For the group’s pro-life committee member sophomore Lisa Campbell, the message strikes a personal chord. She said someone close to her experienced an unplanned pregnancy at a young age, and she has seen the child as a blessing, leading her to wish that others will “let those blessings into their lives.”

“I hope we can get a lot more people on campus to see the value of all human life at all stages, whether that’s conception or all the way to natural death when you’re older, to a teenager and a college student, people struggling with suicide and body image issues,” Campbell said.

Though the organization reaches out to the greater D.C. population, the group’s campaign will be primarily focused on GW, hoping to change students’ attitudes toward their initiative by focusing on the cultural rather than political implications.

The group’s “Cupcakes for Life” campaign, in which club members hand out free cupcakes with facts about abortion, will continue this year. But the group plans to implement new methods of outreach as well, delivering food to area homeless and inviting religious liberty speakers to campus.

“The whole goal with all pro-life activity is to create a culture of life where people value life and it starts in your small community, so while we’re here for four years we want to do that on campus, we want to create a culture where people are comfortable, where people feel loved and where people feel like they matter,” Crawford said.

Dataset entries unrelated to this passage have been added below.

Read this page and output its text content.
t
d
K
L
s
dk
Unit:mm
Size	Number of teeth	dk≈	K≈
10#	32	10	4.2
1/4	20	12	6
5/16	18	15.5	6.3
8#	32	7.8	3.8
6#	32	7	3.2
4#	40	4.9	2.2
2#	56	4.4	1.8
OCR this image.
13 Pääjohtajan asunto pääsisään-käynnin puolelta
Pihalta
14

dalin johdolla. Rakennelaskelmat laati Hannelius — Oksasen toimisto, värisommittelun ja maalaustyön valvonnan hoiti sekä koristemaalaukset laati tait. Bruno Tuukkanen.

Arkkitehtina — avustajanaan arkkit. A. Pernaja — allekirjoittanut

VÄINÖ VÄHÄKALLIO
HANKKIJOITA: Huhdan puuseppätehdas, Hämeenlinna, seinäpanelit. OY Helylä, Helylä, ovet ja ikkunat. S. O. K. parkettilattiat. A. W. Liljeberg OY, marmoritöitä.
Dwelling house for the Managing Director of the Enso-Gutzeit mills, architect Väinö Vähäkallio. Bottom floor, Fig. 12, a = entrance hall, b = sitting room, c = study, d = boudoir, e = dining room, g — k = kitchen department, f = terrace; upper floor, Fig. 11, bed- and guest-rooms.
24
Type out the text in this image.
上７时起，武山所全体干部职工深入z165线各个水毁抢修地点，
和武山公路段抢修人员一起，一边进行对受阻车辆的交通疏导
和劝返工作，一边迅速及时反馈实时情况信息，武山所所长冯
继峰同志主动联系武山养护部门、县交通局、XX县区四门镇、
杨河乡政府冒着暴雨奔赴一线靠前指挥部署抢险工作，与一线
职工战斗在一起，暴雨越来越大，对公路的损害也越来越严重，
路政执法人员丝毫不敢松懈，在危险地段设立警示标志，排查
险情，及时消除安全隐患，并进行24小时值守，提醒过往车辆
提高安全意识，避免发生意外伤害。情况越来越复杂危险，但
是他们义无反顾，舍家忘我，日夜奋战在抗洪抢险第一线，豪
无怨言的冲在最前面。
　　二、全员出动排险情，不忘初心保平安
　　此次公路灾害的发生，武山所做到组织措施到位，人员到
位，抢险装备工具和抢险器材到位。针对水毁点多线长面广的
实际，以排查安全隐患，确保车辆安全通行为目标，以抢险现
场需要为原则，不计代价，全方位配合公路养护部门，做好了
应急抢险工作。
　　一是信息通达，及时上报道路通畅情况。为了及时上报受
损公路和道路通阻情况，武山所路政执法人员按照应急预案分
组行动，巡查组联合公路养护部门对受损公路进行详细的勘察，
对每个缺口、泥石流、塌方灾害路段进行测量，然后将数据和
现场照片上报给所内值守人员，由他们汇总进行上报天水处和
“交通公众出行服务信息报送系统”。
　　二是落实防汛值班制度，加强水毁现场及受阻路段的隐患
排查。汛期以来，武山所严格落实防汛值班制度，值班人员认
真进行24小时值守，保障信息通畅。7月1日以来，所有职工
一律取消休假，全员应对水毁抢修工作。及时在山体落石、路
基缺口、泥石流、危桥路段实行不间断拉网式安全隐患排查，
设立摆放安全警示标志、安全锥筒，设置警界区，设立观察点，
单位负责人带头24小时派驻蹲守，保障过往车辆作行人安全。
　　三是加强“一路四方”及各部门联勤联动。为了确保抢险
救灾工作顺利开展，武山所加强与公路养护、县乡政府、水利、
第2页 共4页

The committee also plans to distribute anti-suicide notes to students, sprinkling cards with positive messages on them across campus.

Junior Christina Longofono, also a member of the group, said she hopes the project will show students that they are loved and will decrease the prevalence of suicide attempts.

“Sometimes you just get so focused on how you’re feeling that you forget about the people around you and how much they love you,” Longofono said. “Being pro-life isn’t just being anti-abortion, it’s about promoting the dignity of every human life.”